Telecom Restructuring in Shambles in Namibia
The Telecom Namibia branch of the Namibia Public Workers Union (Napwu) has demanded that the Minister of Information and Communication Technology, Joel Kaapanda, intervene in the restructuring of Telecom.
The union further called for an immediate and full-scale forensic investigation into the entire affairs of Telecom, and to take "concise and immediate" actions against the board of directors and top management, to allow an unhindered investigation into Telecom's affairs. The workers claimed that there is no approved structure bearing the signature of the Telecom board chairperson for the company's proposed re-alignment.
"It can't be business as usual anymore as the lid has been lifted on the state of affairs in Telecom Namibia publicly and that displays serious inefficiencies in the management of this company," said the chairperson of the Napwu branch, Jacob Ramoswaane.
He said while it is true that the Telecom executive informed the union of the company's re-alignment plans last year, a proposed structure was tabled for discussion without changes to the new level 1, and only having the bargaining unit levels and the proposed changes on these levels. Napwu then refused to entertain any discussion on the structure and requested that the Telecom management finalise the level 1, after which the union would discuss the lower levels.
Ramoswaane said the union is in possession of only a draft structure which is without the signature of the board chairperson.
He said the union had made two requests to Managing Director Frans Ndoroma - on April 11 and May 20 - to provide it with a copy of the approved structure, and was only presented with an unsigned copy.
It also requested Telecom to make available the list of all applicants of level 1 and level 2 positions to ascertain whether "deserving" employees were "intentionally" excluded from being afforded a chance to be interviewed. Ramoswaane said a request was made for the list, but that the company has not released the names. He said he hand-delivered a request to the board chairperson to intervene and halt the appointing process, but that the chairperson failed to do so.
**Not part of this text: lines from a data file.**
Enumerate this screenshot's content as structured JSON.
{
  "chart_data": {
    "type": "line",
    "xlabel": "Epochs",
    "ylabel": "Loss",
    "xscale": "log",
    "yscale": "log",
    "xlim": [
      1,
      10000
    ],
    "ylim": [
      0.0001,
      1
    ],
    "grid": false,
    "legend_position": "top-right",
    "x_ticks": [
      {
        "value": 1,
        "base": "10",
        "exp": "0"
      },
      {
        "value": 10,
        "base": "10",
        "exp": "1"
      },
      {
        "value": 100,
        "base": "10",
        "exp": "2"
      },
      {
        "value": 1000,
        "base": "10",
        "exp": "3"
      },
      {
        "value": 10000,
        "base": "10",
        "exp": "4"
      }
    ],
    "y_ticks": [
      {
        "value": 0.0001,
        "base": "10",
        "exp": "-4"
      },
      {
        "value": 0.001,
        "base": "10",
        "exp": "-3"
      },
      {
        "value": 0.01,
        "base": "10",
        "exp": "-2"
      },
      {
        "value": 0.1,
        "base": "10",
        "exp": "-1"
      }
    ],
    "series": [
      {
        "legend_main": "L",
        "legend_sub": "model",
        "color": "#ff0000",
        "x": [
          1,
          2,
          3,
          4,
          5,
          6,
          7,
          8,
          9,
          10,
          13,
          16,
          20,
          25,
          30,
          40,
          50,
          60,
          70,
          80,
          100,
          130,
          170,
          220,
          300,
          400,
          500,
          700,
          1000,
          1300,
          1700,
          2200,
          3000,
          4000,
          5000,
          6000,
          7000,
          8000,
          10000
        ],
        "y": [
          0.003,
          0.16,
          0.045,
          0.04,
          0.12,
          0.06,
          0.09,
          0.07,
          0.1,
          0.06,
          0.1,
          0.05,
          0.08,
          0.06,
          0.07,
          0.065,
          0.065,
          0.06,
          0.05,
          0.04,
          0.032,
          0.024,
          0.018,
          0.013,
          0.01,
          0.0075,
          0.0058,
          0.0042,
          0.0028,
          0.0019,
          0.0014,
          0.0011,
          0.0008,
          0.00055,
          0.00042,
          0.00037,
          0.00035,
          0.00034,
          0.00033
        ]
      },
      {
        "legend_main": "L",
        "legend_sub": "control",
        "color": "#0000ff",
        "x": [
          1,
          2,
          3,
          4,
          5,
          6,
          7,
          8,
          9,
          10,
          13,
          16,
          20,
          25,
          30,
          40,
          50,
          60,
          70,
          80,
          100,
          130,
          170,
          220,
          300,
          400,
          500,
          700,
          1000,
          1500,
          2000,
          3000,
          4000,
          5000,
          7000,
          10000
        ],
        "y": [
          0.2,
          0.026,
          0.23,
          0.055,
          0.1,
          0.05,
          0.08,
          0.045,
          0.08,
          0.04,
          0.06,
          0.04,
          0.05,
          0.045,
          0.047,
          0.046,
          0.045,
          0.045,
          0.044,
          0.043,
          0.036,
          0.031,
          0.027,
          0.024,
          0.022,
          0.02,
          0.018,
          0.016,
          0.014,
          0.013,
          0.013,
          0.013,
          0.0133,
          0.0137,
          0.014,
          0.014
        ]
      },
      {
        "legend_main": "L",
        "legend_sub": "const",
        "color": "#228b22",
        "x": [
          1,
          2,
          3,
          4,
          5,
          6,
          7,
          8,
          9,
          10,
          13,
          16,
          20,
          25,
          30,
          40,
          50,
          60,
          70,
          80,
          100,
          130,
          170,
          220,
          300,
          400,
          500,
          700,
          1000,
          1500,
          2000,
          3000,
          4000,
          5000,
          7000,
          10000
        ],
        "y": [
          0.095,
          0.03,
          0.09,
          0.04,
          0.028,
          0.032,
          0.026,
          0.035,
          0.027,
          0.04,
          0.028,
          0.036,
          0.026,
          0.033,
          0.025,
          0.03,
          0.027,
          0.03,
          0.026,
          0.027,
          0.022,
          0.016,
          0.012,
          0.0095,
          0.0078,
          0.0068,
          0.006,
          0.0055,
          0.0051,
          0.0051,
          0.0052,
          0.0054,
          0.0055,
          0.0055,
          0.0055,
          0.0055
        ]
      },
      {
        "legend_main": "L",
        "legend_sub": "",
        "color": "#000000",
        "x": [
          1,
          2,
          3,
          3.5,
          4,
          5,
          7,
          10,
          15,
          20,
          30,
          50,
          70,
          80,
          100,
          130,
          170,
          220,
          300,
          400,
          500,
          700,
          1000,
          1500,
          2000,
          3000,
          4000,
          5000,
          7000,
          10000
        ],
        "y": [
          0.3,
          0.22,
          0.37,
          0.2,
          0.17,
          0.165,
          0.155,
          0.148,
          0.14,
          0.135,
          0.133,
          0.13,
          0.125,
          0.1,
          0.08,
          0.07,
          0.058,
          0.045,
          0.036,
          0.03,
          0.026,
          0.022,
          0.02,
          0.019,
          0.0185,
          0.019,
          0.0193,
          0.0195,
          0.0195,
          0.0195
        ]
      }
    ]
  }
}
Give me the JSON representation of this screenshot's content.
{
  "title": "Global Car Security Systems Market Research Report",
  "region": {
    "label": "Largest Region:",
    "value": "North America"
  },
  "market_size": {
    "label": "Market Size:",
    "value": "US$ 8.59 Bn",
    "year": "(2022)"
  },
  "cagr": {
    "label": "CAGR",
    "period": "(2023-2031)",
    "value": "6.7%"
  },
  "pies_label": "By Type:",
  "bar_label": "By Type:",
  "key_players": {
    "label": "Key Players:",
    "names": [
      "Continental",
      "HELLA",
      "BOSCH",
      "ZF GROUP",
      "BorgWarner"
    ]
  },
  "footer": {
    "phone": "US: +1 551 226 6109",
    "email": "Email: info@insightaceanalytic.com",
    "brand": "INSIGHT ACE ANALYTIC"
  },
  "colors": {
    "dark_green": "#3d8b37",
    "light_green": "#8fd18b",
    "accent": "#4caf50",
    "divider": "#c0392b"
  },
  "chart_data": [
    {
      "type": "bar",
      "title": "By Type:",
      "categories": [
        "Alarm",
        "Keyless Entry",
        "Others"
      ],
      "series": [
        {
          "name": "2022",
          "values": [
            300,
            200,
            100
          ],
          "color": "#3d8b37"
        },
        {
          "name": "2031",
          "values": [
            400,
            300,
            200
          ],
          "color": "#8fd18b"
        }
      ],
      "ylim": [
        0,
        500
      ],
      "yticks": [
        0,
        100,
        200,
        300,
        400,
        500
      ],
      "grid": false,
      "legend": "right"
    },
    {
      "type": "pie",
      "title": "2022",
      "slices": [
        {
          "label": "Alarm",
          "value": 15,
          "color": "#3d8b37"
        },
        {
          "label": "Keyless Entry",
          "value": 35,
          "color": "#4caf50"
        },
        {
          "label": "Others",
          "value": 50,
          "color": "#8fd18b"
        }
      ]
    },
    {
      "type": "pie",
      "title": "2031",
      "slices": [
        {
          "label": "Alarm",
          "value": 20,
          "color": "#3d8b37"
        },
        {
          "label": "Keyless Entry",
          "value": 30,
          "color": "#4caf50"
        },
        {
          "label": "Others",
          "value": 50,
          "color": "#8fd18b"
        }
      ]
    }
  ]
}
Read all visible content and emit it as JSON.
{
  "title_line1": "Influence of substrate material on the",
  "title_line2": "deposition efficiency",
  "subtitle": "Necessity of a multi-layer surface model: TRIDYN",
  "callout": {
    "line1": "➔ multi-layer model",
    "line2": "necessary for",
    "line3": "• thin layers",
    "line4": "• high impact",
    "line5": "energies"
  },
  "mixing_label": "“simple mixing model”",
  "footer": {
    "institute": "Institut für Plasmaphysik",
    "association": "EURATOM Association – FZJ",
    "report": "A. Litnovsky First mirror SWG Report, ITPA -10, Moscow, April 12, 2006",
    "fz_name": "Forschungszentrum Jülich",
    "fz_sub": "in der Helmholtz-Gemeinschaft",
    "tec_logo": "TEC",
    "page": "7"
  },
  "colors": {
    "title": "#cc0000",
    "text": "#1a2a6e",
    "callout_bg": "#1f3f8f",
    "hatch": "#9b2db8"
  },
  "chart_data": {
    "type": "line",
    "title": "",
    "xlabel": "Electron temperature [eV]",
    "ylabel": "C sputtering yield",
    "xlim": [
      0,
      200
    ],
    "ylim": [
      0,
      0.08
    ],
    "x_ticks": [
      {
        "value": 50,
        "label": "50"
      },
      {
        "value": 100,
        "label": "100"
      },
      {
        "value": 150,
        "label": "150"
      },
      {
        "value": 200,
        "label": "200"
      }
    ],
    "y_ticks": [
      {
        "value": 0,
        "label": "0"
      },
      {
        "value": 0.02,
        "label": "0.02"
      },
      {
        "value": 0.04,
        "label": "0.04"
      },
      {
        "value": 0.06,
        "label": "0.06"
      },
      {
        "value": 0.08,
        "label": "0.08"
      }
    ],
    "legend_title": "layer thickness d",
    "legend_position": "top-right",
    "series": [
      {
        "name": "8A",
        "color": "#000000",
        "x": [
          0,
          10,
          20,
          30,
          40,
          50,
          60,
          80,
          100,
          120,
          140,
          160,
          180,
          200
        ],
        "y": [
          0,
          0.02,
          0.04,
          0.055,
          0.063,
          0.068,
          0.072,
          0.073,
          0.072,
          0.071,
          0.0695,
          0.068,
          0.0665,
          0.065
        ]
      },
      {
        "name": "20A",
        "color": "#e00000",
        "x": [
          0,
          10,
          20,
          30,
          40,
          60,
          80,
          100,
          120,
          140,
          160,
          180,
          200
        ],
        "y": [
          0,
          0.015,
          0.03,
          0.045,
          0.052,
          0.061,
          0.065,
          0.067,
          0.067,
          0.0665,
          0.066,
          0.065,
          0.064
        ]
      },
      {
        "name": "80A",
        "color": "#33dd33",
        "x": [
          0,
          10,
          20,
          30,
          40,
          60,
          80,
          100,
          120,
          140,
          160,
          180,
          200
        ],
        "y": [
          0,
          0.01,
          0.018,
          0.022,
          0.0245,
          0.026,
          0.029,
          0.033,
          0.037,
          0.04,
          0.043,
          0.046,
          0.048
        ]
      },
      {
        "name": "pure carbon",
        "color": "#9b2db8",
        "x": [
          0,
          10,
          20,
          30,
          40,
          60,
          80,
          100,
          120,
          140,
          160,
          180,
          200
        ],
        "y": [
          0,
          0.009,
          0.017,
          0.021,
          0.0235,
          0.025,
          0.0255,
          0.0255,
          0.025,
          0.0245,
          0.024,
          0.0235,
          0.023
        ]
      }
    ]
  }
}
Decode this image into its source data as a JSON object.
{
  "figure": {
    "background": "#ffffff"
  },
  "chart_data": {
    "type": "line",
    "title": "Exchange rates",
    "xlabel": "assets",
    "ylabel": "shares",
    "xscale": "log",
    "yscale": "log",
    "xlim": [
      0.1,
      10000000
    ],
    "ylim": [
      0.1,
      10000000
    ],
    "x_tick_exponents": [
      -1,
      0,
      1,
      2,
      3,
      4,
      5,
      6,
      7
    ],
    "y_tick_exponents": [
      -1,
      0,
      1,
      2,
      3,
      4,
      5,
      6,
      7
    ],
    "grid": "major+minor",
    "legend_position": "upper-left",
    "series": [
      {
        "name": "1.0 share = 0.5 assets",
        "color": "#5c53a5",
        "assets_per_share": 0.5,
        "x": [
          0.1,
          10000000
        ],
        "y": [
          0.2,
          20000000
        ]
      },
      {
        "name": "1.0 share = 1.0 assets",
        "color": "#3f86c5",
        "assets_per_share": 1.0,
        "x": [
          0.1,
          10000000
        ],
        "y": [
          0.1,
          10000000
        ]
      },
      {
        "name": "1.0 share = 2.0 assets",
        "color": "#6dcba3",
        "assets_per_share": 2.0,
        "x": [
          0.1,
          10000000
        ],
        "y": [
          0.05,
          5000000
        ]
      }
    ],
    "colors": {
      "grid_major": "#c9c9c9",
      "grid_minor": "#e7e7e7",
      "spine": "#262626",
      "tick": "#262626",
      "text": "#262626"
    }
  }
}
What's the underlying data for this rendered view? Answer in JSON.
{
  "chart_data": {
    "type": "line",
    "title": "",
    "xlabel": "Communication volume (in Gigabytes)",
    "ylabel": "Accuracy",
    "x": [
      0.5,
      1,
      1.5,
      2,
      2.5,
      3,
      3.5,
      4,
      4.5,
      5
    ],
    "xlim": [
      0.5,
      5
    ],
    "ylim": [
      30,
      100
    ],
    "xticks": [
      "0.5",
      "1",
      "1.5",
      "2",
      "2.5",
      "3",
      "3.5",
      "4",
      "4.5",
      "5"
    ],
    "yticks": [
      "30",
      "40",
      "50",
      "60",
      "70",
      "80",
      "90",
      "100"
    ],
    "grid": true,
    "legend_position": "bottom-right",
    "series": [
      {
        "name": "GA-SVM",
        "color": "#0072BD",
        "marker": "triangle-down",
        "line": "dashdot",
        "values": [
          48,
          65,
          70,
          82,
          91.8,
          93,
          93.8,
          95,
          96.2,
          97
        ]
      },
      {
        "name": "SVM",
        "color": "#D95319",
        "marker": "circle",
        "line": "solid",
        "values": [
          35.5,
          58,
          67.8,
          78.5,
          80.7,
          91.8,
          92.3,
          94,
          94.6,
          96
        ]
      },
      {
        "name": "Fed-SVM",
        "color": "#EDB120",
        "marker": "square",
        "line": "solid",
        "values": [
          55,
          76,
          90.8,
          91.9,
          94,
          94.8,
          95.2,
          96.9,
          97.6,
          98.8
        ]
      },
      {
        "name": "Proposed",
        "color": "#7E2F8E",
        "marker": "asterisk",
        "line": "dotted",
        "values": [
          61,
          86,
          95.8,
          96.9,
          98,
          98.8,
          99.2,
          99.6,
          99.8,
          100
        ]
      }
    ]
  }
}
Ramoswaane described Ndoroma's statement that only a few disgruntled workers who did not make the shortlist for interviews are against the restructuring process as a "very comic piece of a story".
"Fact is that it seems that the MD and his team didn't do their homework properly," said Ramoswaane. Ramoswaane said before Ndoroma and his team embarked upon the "rolls-royce exercise", they should have considered the consequences thereof.
He said the company had sought legal advice, for which it paid "a good number of Namibia dollars", on the possible legal implications of the restructuring process, and should thus know the possibility that some "incumbent employees" did not get appointed and would thus sue the company.
The union said Telecom should only have advertised new positions and confined incumbents in their old positions, instead of embarking on a N$240 000 advertising exercise that called for applications to already filled positions.
It claimed that both Chief of Operations Heinrich Bader and Chief of Finance Robert Offner do not have the required qualifications for the positions in which they were appointed.
Ramoswaane said the appointing authorities at Telecom have breached an agreement reached between Napwu and the board of directors that the position of chiefs be subjected to a five-year contract. The union said the Telecom board of directors should explain why the "so-called" approved structures are changed after interviews were conducted. "This is tantamount to corruption, favouritism, and nepotism," the union charged.